Resta, invece, la “bellezza” di una battaglia che ha visto, almeno fino a stamattina quando, in pieno stile aquilano, ognuno ha tirato fuori la sua ricetta per non intestarsi una sconfitta che invece è di tutti, molte componenti cittadine unite e coese attorno a un obiettivo. Un po’ come avvenne, utilmente, nell’immediato post sisma.

E’ da qui bisogna ripartire. Da un tipo di progetto, forse il solo che si attagli al Dna di questa città, di sfruttare questi quasi 800 anni di storia, cultura, bellezza. E resilienza. Sì, la “Capitale della Resilienza” non ce la può togliere nessuno.

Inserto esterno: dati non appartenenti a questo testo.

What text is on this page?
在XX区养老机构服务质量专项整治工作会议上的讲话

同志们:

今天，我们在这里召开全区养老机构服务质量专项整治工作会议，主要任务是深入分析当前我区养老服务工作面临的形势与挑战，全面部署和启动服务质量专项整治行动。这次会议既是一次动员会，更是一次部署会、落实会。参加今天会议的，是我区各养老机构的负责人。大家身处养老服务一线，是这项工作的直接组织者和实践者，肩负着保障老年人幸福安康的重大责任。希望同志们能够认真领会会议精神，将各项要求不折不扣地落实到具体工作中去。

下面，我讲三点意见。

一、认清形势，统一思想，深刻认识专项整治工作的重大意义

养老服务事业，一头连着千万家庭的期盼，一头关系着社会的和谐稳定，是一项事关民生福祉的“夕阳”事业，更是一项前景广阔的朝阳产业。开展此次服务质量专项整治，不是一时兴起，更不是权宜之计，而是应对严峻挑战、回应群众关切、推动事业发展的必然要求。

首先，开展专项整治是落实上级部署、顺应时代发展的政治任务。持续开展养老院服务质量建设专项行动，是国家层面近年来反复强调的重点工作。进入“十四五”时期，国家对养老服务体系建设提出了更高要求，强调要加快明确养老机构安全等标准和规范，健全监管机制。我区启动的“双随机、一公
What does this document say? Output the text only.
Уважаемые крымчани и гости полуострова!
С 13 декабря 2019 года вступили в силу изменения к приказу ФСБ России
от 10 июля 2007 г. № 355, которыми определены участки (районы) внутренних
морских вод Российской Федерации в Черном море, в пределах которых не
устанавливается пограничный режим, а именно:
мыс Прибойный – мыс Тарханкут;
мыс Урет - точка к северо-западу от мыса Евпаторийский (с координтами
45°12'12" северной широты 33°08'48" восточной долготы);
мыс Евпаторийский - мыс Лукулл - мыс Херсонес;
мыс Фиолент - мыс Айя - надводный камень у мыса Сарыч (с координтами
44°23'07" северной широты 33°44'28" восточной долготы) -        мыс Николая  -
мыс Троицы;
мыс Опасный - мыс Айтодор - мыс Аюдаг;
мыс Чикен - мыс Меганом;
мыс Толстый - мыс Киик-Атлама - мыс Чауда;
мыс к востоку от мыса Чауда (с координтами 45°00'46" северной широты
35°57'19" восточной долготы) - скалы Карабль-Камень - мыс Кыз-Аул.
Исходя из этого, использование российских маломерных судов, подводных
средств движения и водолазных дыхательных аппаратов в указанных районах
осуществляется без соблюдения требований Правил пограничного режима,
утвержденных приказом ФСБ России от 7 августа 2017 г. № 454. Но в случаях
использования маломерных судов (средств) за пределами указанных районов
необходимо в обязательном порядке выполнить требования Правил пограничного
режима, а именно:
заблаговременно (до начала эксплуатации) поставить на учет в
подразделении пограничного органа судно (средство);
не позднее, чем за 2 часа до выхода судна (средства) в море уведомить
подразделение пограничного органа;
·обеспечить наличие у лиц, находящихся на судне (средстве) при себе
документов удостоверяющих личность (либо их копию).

Al Comune tocca il ruolo di “faro” delle varie componenti (Università, Gssi, Fondazione Carispaq, Tsa, Accademia di Belle Arti, Camera di Commercio, Associazioni ecc.). Perciò, invece che sprecare energie a litigare sul nulla (così come avviene al Governo), sarebbe il caso di mettersi al lavoro non tanto per la gloria (il titolo di Capitale), quanto per il futuro (la pagnotta) soprattutto delle giovani generazioni. Magari strutturando subito un assessorato alla Cultura, attorno a una figura di spessore, che possa fare da locomotiva. Non è difficile.